Turning attention to seniors specifically, Wilson said 18% of locals in their 80s who catch the coronavirus are dying. “And that’s not OK,” she said. “We’ve got to do more to keep our seniors safe.”
“We’re not saying that we should be wearing a face covering in our home, when we’re with our family,” Edwards said, speaking on the current spike in COVID-19 transmissions being largely by Utahns who don’t wear a mask or distance themselves around friends and family. But Utahns should distance themselves from family members who are sick and wear face coverings around people they don’t live with, he said. “We let our guard down, and we’re seeing spread as a result of that.”
A virtual senior center
Leggett announced a “virtual senior center” program for older Salt Lake County residents. The virtual center aims to combat the loneliness and isolation that can sometimes harm seniors in the best of times and has become a bigger problem during the coronavirus pandemic.
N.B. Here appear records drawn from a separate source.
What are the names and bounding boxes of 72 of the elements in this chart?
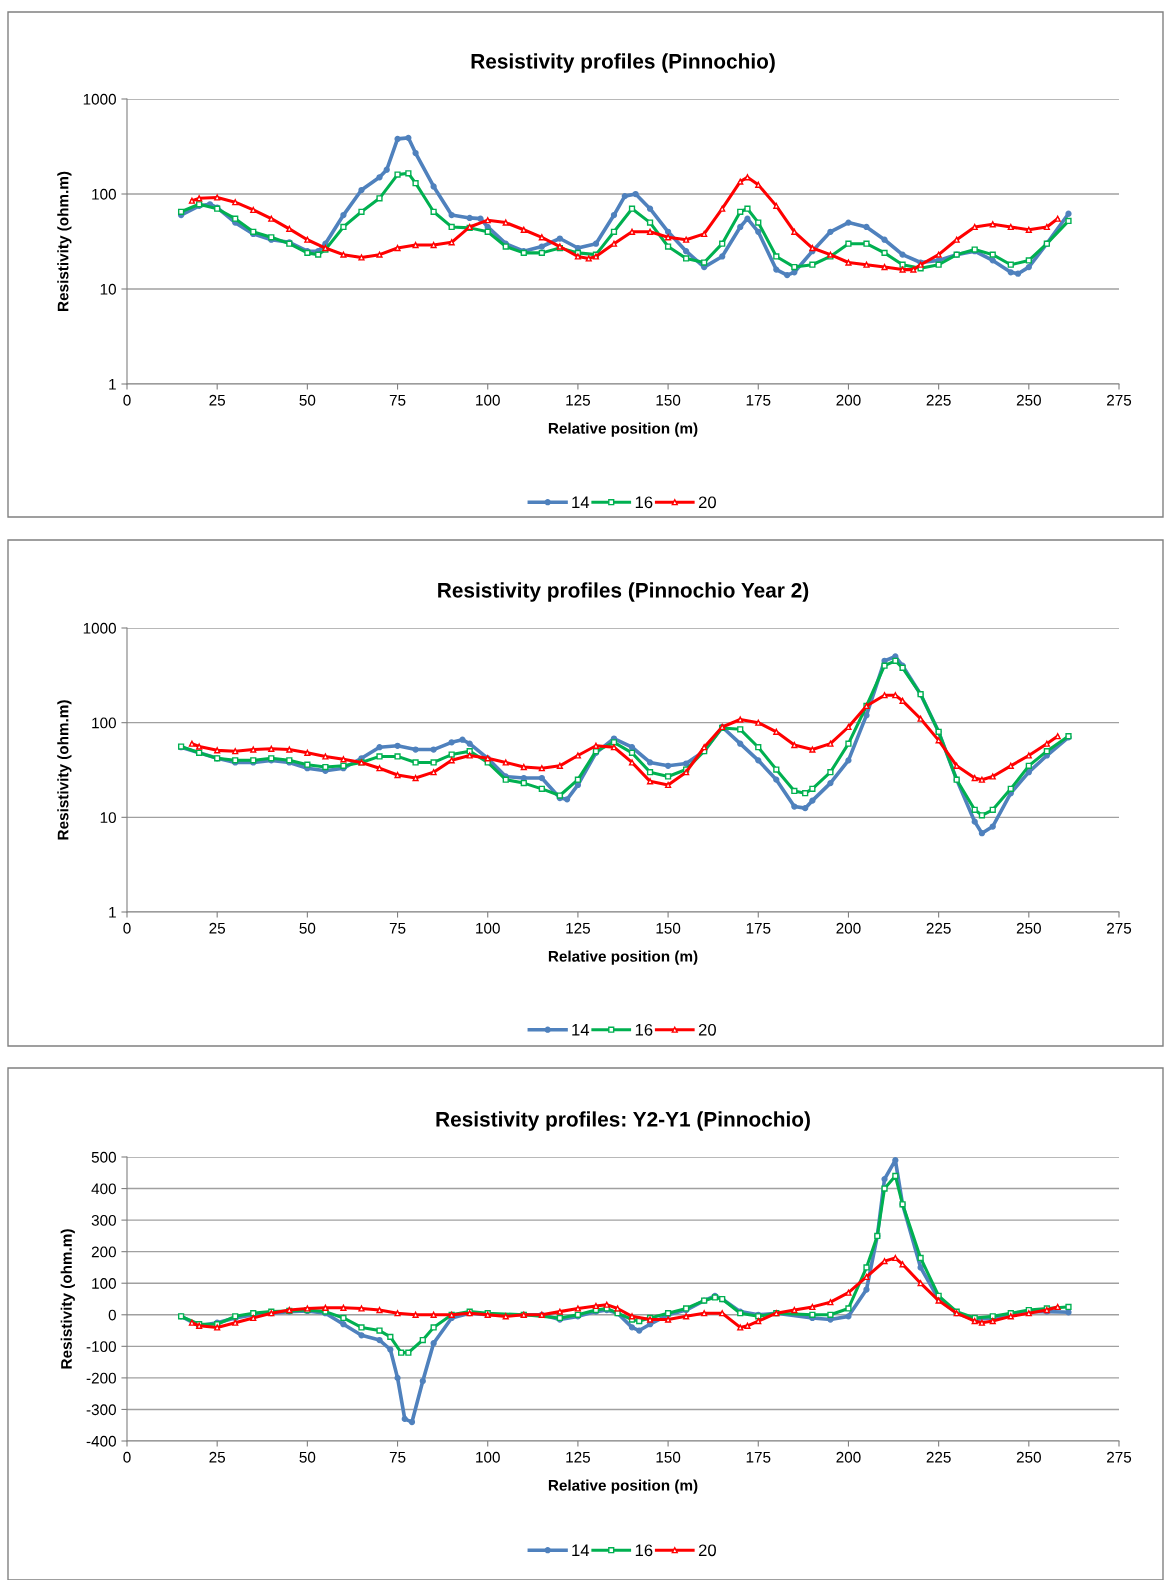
y-tick-label: 0: [108, 1309, 116, 1321]
y-tick-label: 1000: [83, 622, 116, 634]
y-tick-label: -200: [86, 1372, 116, 1384]
y-tick-label: -100: [86, 1341, 116, 1353]
x-tick-label: 225: [926, 394, 951, 406]
legend-label: 16: [635, 1023, 653, 1036]
x-tick-label: 75: [389, 922, 406, 934]
x-tick-label: 175: [746, 1451, 771, 1463]
x-axis-title: Relative position (m): [548, 422, 698, 437]
chart-title: Resistivity profiles (Pinnochio): [471, 53, 775, 73]
x-tick-label: 275: [1107, 394, 1132, 406]
x-tick-label: 100: [476, 394, 500, 406]
y-tick-label: 10: [100, 812, 116, 824]
x-tick-label: 150: [656, 922, 681, 934]
x-tick-label: 100: [476, 922, 500, 934]
x-tick-label: 0: [123, 1451, 131, 1463]
y-tick-label: 100: [92, 717, 116, 729]
legend-label: 20: [698, 1544, 716, 1557]
x-tick-label: 125: [566, 1451, 591, 1463]
x-tick-label: 25: [209, 922, 226, 934]
x-tick-label: 50: [299, 394, 316, 406]
y-axis-title: Resistivity (ohm.m): [57, 171, 72, 311]
y-tick-label: 1000: [83, 93, 116, 105]
x-tick-label: 25: [209, 394, 226, 406]
x-tick-label: 150: [656, 1451, 681, 1463]
x-axis-title: Relative position (m): [548, 950, 698, 965]
x-tick-label: 250: [1016, 1451, 1041, 1463]
legend-label: 20: [698, 1023, 716, 1036]
x-tick-label: 200: [836, 394, 861, 406]
x-tick-label: 250: [1016, 922, 1041, 934]
legend-label: 16: [635, 496, 653, 509]
y-axis-title: Resistivity (ohm.m): [57, 700, 72, 840]
x-tick-label: 150: [656, 394, 681, 406]
x-tick-label: 125: [566, 394, 591, 406]
x-tick-label: 200: [836, 1451, 861, 1463]
x-tick-label: 225: [926, 1451, 951, 1463]
y-tick-label: -300: [86, 1404, 116, 1416]
x-tick-label: 175: [746, 394, 771, 406]
legend-label: 14: [572, 496, 590, 509]
x-tick-label: 50: [299, 1451, 316, 1463]
x-tick-label: 25: [209, 1451, 226, 1463]
x-axis-title: Relative position (m): [548, 1479, 698, 1494]
y-tick-label: 100: [92, 1278, 116, 1289]
y-tick-label: 500: [91, 1151, 116, 1163]
x-tick-label: 275: [1107, 922, 1132, 934]
legend-label: 20: [698, 496, 716, 509]
x-tick-label: 50: [299, 922, 316, 934]
legend-label: 14: [572, 1024, 590, 1036]
y-tick-label: 1: [109, 379, 116, 390]
x-tick-label: 225: [926, 922, 951, 934]
x-tick-label: 125: [566, 922, 591, 934]
y-tick-label: 300: [91, 1214, 116, 1226]
x-tick-label: 0: [123, 394, 131, 406]
chart-title: Resistivity profiles: Y2-Y1 (Pinnochio): [436, 1111, 810, 1131]
x-tick-label: 275: [1107, 1451, 1132, 1463]
y-tick-label: 100: [92, 188, 116, 200]
x-tick-label: 250: [1016, 394, 1041, 406]
x-tick-label: 0: [123, 922, 131, 934]
y-tick-label: 1: [109, 907, 116, 918]
y-tick-label: -400: [86, 1435, 116, 1447]
legend-label: 14: [572, 1544, 590, 1557]
y-axis-title: Resistivity (ohm.m): [60, 1229, 75, 1369]
y-tick-label: 400: [91, 1183, 116, 1195]
chart-title: Resistivity profiles (Pinnochio Year 2): [438, 582, 809, 602]
x-tick-label: 200: [836, 922, 861, 934]
y-tick-label: 200: [91, 1246, 116, 1258]
x-tick-label: 175: [746, 922, 771, 934]
legend-label: 16: [635, 1544, 653, 1557]
x-tick-label: 75: [389, 394, 406, 406]
x-tick-label: 75: [389, 1451, 406, 1463]
x-tick-label: 100: [476, 1451, 500, 1463]
y-tick-label: 10: [100, 283, 116, 295]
The center will provide “activities, social engagement and support” to older adults while physical senior centers are closed. More information is available at slco.org/aging. Leggett said the county will be involved in the statewide Protecting High-Risk Populations Project, which allows the county to offer services outside of its normal scope. The goal is to help vulnerable populations, like the elderly, by finding ways for them to stay home when possible.
More information on the project is available statewide at 1-877-424-4840, or Salt Lake County residents can contact an outreach staff member at 385-468-3200.
Leggett encouraged Utahns to reach out to the older adults in their lives. “Give them a phone call, see how they’re doing, make sure they have everything that they need,” he said.